El representante de la Defensoría Penal Pública, a cargo de defender a los acusados en tribunales, tenía otra posición: si un test arroja 5.0 no puede ser una prueba admisible en un juicio, no es un instrumento serio.

Otro experto comentaba que si se había recién tomado un trago, el test mide el alcohol que queda en la boca y no lo que podría haber en la sangre. Lo que se quiere saber, en el fondo, es cuánto alcohol hay en el cerebro. Pero para eso no hay test.

Esta polémica se ha instalado luego de la implementación de la ley conocida como "Tolerancia Cero." Tolerancia Cero a algo que no se puede medir. Vaya embrollo. Además no es CERO, sino cero coma tres para estar mal y cero coma ocho para estar muy mal.

La tolerancia es un problema de umbrales. Tolero hasta aquí. Más allá es insoportable. Tolerancia al dolor, por ejemplo. De alguien que bebe bastante, sin mostrar señales de estar borracho se dice "tiene buena tolerancia." Luego pasa su umbral y se acabó.

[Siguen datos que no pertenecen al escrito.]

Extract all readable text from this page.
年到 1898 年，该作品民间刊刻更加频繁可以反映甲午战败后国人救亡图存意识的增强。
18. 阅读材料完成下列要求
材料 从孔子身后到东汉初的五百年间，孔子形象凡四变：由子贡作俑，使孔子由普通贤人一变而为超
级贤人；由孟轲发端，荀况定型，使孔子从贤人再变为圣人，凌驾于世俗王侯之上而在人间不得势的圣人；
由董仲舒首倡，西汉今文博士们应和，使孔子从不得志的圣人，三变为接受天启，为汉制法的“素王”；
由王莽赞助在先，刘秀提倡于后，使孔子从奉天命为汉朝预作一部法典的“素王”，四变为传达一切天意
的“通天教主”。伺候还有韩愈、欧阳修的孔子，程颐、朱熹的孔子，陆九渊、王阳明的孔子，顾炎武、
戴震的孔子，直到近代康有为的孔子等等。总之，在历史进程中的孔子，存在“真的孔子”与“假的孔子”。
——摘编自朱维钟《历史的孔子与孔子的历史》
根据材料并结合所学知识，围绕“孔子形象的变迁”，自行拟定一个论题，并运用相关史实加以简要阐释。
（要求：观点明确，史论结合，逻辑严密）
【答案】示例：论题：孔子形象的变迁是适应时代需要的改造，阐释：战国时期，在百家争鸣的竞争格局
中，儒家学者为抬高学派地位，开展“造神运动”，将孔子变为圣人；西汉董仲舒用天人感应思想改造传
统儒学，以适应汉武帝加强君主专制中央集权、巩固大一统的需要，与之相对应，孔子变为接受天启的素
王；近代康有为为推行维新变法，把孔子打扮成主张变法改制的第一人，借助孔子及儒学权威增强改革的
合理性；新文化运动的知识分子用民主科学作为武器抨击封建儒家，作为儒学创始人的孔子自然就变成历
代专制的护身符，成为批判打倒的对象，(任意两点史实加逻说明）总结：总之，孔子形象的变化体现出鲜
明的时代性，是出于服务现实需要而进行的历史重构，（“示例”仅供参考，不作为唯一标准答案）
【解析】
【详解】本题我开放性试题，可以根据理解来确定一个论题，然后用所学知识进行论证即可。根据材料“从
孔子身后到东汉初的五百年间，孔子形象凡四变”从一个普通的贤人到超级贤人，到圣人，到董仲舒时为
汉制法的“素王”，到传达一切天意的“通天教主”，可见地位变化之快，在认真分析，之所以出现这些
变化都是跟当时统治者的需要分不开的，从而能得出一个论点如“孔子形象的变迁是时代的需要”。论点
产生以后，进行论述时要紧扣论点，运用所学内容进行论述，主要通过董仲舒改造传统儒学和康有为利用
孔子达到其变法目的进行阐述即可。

La eficiencia de la Tolerancia Cero no es poner un rango más bajo a la tolerancia al alcohol en el cuerpo, sino aumentar las penas por manejar alcoholizado y, como manifestó el Ministro de Transportes durante su implementación, que las personas entiendan que no pueden tomar y manejar al mismo tiempo. Su eficacia es que tiene aires de prohibición absoluta sin serlo. Por eso molesta al SENDA que se cuestione al alcotest. Por eso el diputado Hasbún de la Comisión de Transportes lanza acusaciones de irresponsabilidad a los jueces que han hecho declaraciones. ¿Cómo se les ocurre levantar el velo?

Cuando la tolerancia está puesta del lado del sujeto–es decir ¿cuánto puedo tomar sin manejar mal?–los sujetos hacen de las suyas. La clásica yo manejo mejor curao es legítima si depende de mi tolerancia al alcohol. Pero cuando la ley es intolerante, el umbral ya no es el alcohol sino el Superyó. Ese es el paso que dio la ley 20.580: de la tolerancia al alcohol a la prohibición en el campo de la regulación moral interna. Ese es el paso que titubea cuando reparamos en los gramos-más-gramos-menos de alcohol por litro de cuerpo. Y los impulsores de la ley lo saben: llaman en su página web a no sacar cálculos y simplemente a no consumir alcohol si vas a conducir. Buscan instalar un imperativo en su lugar por excelencia, el Superyó.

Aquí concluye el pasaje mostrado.